The staging of fights in the Rocky movies, including, of course, this part, is strikingly contrived and unrealistic. No, of course we have to take into account the relatively limited technical capabilities of the time, but it’s just a matter of common sense. How is it possible to show how at the very beginning of a fight one stands with half-lowered hands, and the other punches the opponent in the face with the frequency of one blow per second with the same hand, and the opponent does not even try to dodge, and all this extremely naive and well-worn fuss goes on all round? Each and every one of the fights in “Rocky” is not even a tenth of a bit like a real boxing match, even the bloodiest and most uncompromising one. Yes, this is a movie, yes many things here should be hypertrophied by the laws of genre and spectacle for, but rightly so, not so much that all the action turns into a cheap farce.
By the way, Sylvester Stallone as a heavyweight boxer is just plain ridiculous and absurd.

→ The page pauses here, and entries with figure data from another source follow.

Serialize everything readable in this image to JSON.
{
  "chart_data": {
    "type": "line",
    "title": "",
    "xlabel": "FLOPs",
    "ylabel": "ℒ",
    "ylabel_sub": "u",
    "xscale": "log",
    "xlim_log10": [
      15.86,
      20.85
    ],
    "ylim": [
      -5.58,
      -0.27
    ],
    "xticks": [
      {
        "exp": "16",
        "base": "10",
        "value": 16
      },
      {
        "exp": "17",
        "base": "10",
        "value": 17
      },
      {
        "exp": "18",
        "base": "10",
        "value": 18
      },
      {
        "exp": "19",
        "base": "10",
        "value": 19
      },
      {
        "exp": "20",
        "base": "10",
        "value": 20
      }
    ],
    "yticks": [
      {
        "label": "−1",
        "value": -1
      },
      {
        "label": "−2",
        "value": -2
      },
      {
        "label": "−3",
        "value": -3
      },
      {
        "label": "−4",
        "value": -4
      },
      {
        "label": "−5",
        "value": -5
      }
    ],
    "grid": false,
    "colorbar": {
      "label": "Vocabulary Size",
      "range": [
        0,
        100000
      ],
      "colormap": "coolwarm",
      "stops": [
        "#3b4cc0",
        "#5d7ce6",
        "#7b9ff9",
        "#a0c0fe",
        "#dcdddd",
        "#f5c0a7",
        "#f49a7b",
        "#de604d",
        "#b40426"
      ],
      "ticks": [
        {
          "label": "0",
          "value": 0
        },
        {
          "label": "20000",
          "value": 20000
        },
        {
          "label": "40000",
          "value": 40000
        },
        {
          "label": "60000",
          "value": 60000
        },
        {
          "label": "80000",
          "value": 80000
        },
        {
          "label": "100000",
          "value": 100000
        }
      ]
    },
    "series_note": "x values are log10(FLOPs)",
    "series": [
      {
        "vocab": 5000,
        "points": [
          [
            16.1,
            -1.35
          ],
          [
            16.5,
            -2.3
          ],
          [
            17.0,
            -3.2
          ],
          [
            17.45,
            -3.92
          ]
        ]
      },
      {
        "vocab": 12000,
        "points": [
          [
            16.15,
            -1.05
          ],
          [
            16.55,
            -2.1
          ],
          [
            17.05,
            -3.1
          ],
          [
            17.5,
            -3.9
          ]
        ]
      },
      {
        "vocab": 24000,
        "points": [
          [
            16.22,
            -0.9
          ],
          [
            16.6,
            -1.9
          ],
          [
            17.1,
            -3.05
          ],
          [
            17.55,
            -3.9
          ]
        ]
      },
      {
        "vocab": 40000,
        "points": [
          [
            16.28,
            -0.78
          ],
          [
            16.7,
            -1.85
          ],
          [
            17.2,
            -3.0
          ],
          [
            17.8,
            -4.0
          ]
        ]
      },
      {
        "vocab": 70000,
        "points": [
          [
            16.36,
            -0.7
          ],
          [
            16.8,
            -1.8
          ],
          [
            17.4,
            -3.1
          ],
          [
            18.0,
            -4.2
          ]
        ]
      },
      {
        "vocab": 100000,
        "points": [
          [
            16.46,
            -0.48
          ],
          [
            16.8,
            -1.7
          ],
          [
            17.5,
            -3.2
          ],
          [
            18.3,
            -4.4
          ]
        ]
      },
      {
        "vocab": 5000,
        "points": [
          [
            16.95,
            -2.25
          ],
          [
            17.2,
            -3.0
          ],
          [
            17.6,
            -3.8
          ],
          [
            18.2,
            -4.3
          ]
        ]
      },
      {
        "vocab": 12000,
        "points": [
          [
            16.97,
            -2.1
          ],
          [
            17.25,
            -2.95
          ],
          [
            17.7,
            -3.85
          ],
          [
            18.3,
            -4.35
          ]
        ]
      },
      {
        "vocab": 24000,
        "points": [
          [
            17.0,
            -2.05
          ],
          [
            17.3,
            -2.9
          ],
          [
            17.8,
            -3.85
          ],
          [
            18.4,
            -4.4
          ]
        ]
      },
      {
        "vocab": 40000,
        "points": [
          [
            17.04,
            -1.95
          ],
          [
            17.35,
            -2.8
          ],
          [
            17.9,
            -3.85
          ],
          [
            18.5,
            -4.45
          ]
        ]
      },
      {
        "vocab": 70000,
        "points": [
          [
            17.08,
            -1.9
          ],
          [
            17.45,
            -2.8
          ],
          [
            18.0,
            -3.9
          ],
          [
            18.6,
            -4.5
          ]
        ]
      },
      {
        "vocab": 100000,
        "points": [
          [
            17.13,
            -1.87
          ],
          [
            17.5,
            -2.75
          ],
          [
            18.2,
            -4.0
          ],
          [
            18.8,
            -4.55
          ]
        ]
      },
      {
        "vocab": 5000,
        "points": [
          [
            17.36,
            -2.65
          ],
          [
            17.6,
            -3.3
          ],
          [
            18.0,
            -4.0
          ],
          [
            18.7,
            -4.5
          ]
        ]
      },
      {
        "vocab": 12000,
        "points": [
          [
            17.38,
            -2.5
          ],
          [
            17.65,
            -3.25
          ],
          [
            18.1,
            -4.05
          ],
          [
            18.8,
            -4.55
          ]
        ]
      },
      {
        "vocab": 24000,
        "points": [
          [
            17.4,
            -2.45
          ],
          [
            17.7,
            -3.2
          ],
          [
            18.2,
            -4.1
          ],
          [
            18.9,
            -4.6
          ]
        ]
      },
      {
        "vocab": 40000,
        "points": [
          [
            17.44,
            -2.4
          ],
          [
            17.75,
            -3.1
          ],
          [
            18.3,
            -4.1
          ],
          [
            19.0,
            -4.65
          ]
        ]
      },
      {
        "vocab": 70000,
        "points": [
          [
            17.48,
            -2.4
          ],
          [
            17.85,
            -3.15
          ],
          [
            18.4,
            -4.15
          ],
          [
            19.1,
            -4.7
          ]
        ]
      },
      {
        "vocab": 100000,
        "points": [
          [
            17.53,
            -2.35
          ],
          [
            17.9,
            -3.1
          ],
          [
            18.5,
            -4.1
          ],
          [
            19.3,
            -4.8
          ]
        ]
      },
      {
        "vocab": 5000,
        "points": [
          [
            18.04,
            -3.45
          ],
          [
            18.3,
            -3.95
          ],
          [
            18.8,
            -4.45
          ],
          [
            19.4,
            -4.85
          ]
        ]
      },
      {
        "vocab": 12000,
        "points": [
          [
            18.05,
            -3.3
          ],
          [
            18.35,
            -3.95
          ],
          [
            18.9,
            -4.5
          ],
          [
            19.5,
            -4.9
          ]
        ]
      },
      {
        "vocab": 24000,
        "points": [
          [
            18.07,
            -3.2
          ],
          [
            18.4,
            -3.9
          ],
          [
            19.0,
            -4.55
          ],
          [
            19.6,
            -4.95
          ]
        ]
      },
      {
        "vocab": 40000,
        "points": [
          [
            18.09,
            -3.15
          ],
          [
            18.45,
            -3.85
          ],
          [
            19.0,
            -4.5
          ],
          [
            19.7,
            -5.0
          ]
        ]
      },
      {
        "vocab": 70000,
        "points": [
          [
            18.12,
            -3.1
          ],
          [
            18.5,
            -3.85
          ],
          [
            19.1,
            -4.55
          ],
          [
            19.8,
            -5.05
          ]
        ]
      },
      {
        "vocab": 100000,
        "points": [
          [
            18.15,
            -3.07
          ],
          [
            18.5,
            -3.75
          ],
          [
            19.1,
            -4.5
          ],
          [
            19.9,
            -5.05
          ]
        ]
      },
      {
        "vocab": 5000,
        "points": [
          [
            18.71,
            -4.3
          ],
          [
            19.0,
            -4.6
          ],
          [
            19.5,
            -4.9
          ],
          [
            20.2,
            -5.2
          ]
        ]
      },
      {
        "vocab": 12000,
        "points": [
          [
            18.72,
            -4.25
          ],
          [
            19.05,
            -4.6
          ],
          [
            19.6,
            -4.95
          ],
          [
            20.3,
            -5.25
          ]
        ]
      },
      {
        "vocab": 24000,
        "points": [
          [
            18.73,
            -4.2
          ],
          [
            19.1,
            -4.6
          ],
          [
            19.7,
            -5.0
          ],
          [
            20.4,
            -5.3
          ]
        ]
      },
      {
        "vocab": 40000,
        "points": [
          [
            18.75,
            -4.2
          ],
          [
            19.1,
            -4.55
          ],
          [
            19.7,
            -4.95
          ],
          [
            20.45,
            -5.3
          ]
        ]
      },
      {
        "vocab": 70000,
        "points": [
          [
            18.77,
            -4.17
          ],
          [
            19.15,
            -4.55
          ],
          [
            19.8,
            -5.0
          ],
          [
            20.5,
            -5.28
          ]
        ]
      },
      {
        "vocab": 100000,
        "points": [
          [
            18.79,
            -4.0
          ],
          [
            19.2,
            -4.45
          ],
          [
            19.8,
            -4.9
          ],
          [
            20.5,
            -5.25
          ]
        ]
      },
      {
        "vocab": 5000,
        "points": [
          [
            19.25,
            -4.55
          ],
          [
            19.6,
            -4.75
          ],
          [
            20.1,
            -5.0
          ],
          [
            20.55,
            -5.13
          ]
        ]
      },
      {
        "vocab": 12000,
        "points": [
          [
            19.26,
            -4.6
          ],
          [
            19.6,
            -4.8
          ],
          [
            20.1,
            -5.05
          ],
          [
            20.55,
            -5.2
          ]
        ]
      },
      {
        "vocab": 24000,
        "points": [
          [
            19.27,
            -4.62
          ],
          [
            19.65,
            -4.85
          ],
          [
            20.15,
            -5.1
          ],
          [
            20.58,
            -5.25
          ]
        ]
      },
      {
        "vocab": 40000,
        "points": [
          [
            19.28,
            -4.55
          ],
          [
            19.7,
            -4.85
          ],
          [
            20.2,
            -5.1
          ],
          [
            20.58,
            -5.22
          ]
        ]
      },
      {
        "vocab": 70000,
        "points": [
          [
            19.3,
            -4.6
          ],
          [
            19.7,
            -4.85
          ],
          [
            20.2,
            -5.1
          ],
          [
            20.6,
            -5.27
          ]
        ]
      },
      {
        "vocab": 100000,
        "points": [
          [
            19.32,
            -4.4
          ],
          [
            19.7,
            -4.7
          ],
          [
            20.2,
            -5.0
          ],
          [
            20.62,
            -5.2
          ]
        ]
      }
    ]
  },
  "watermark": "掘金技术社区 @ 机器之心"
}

In the 175-centimeter Stallone with a frail torso, leg-specks and the musculature of an amateur bodybuilder, the maximum weight is 85 kg and no more. He is the same super heavyweight, as, for example, Pavel Volya is a heavyweight.
And I would also like to say a few words to people who admire movies like “Rocky IV” or “Rambo 2” and “Rambo 3”, no matter if they were born in the USSR or after the fall of the Soviet Union. Guys, sympathizing with these movies is like wiping your feet on your sense of dignity. Your country, the country of your fathers and mothers, the country of its inhabitants, is being vilified, made out to be ugly and degenerate for the whole world to see. And you clap your hands. Strange, to say the least.
Info Blu-ray
Video
Codec: HEVC / H.265 (58.7 Mb/s)
Resolution: Native 4K (2160p)
HDR: Dolby Vision, HDR10
Aspect ratio: 1.85:1
Original aspect ratio: 1.85:1
Audio
English: DTS-HD Master Audio 5.1 (48kHz, 24-bit)
English: Dolby Digital 5.1
English: Dolby Digital 2.0
Subtitles
English SDH, French, German, Italian, Spanish, Dutch.